At the end of the telogen period, the germinal cells again enter an anagen phase. As the new feather develops the quill of the old is pushed out of the follicle canal but remains attached to the horny sheath of the new feather. When the sheath splits to reveal the new feather the old inevitably falls away i.e. is moulted. Thus the moulting of feathers is a mechanical process dependent upon the growth of a new feather. Completed plumage is always in the telogen phase. Plucking feathers from the bird can induce the anagen phase.
There is variation in the age of chickens when feather growth is initiated and down replaced. Sex-linked genes control this and chickens are described as being fast or slow feathering or, more correctly, as early or late feathering. There is some form of local control in the moulting of feathers in close proximity – probably a hormone. In wild birds there is a growth centre in each pterylum (pterylae) providing an ordered sequence to the normal moult. This control is not so evident in fowls although the proximal flight feathers moult first.
There is also a degree of control between pterylae. Bilaterally symmetrical pterylae have synchronised moulting – an important feature in flying birds. The sequence of pterylae starts with the wing feathers spreads to the body and ends at the neck and head. In fowls, the moult is a seasonal occurrence in autumn. However, environmental conditions may initiate a moult at other times. Fowls in good production are prone to a moult when stress is applied. Males moult before females.
Thyroxine, the hormone of the thyroid gland plays an important part in the growth, differentiation and patterning of feathers by increasing the metabolic activity of the feather forming cells. Chicken down is not influenced by thyroxine and only the feathers of juveniles and adults are dependent on having adequate levels available. Wing feather growth is not dependent as well and, after the removal of the thyroid gland, all feather growth in adults ceases except on the wings. Giving thyroxine induces a moult by speeding up the anagen phase with females being more sensitive than males.

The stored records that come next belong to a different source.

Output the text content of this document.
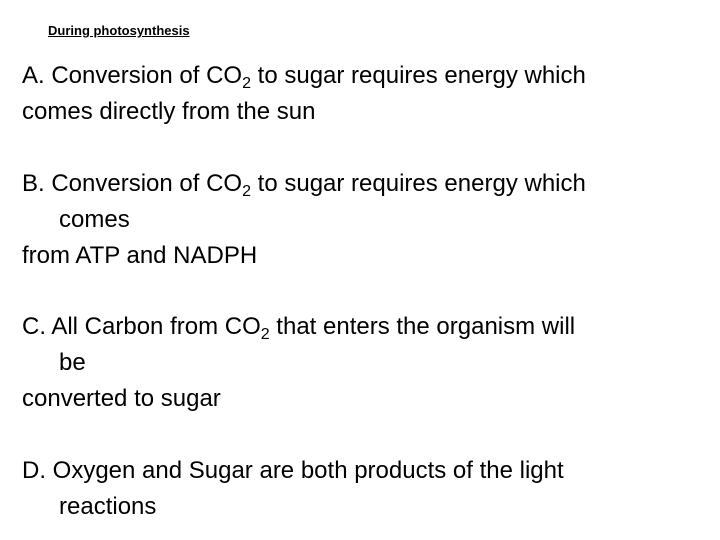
During photosynthesis
A. Conversion of $CO_2$ to sugar requires energy which
comes directly from the sun
B. Conversion of $CO_2$ to sugar requires energy which
comes
from ATP and NADPH
C. All Carbon from $CO_2$ that enters the organism will
be
converted to sugar
D. Oxygen and Sugar are both products of the light
reactions
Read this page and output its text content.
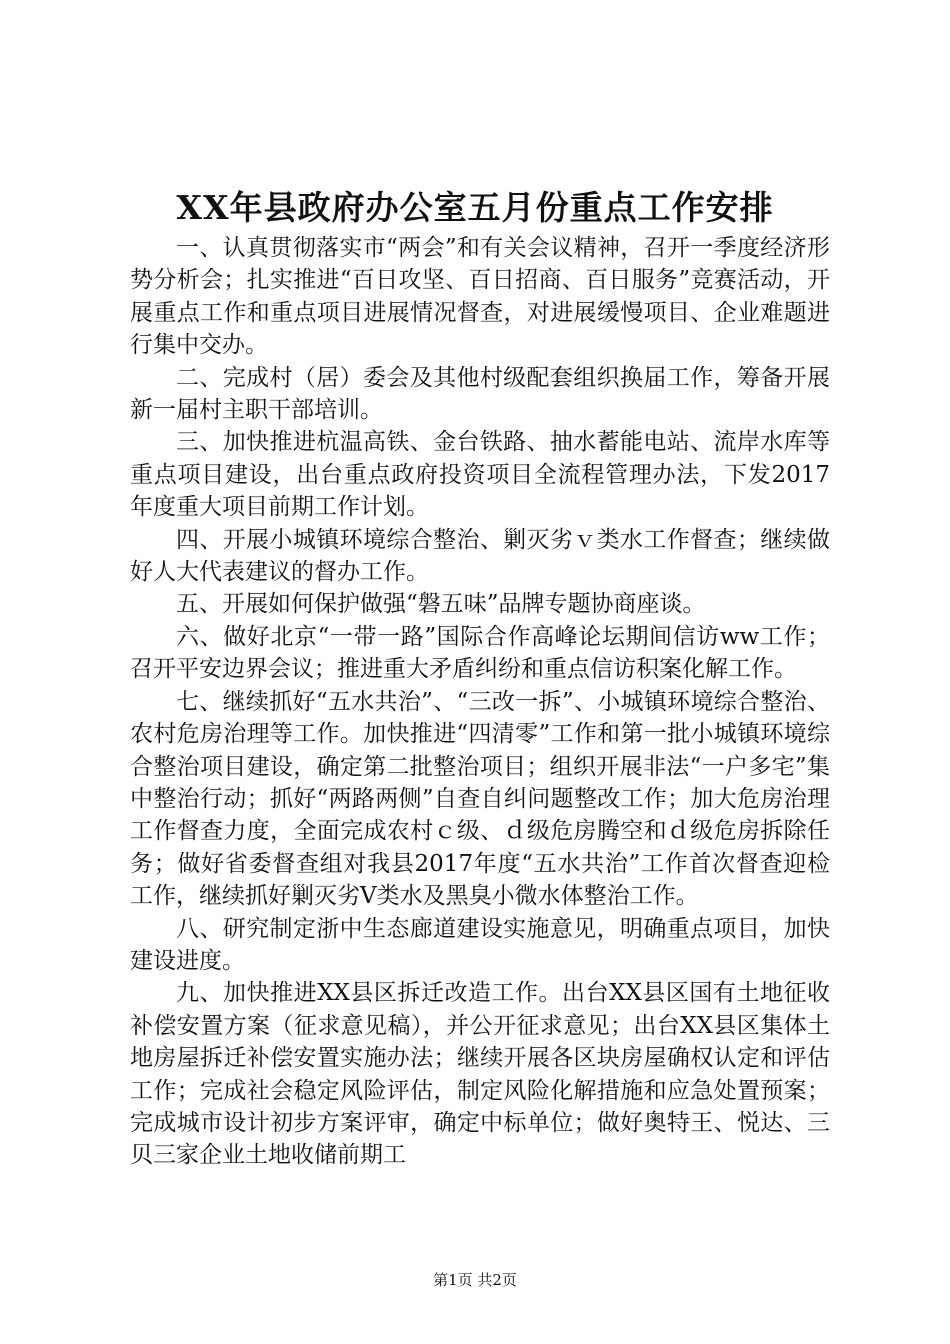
XX年县政府办公室五月份重点工作安排

一、认真贯彻落实市“两会”和有关会议精神，召开一季度经济形势分析会；扎实推进“百日攻坚、百日招商、百日服务”竞赛活动，开展重点工作和重点项目进展情况督查，对进展缓慢项目、企业难题进行集中交办。

二、完成村（居）委会及其他村级配套组织换届工作，筹备开展新一届村主职干部培训。

三、加快推进杭温高铁、金台铁路、抽水蓄能电站、流岸水库等重点项目建设，出台重点政府投资项目全流程管理办法，下发2017年度重大项目前期工作计划。

四、开展小城镇环境综合整治、剿灭劣ｖ类水工作督查；继续做好人大代表建议的督办工作。

五、开展如何保护做强“磐五味”品牌专题协商座谈。

六、做好北京“一带一路”国际合作高峰论坛期间信访ww工作；召开平安边界会议；推进重大矛盾纠纷和重点信访积案化解工作。

七、继续抓好“五水共治”、“三改一拆”、小城镇环境综合整治、农村危房治理等工作。加快推进“四清零”工作和第一批小城镇环境综合整治项目建设，确定第二批整治项目；组织开展非法“一户多宅”集中整治行动；抓好“两路两侧”自查自纠问题整改工作；加大危房治理工作督查力度，全面完成农村ｃ级、ｄ级危房腾空和ｄ级危房拆除任务；做好省委督查组对我县2017年度“五水共治”工作首次督查迎检工作，继续抓好剿灭劣Ⅴ类水及黑臭小微水体整治工作。

八、研究制定浙中生态廊道建设实施意见，明确重点项目，加快建设进度。

九、加快推进XX县区拆迁改造工作。出台XX县区国有土地征收补偿安置方案（征求意见稿），并公开征求意见；出台XX县区集体土地房屋拆迁补偿安置实施办法；继续开展各区块房屋确权认定和评估工作；完成社会稳定风险评估，制定风险化解措施和应急处置预案；完成城市设计初步方案评审，确定中标单位；做好奥特王、悦达、三贝三家企业土地收储前期工

第1页 共2页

High levels of oestrogen (female sex hormone) e.g. as occurs during egg laying, retard feather formation and maximum egg production occur when the follicles are in the telogen phase. A reduction in production is usually associated with the anagen phase. Oestrogen and testosterone influence feather development and are responsible for differences occurring between males and females. In the absence of androgens, males develop “female” type feathers. Removal of the gonads will produce a situation where the feathers are being replaced continuously rather than on an annual basis i.e. an annual moult.
The light pattern to which the birds are subjected also affects feather development and moulting because of its effect on the pituitary gland. This, in turn, controls the production of gonadotropins by the ovaries and testes, and thyroxine by the thyroid gland. Increasing day length stimulates the production of the gonadotropins and thyroxine while decreasing day length causes a reduction in their production.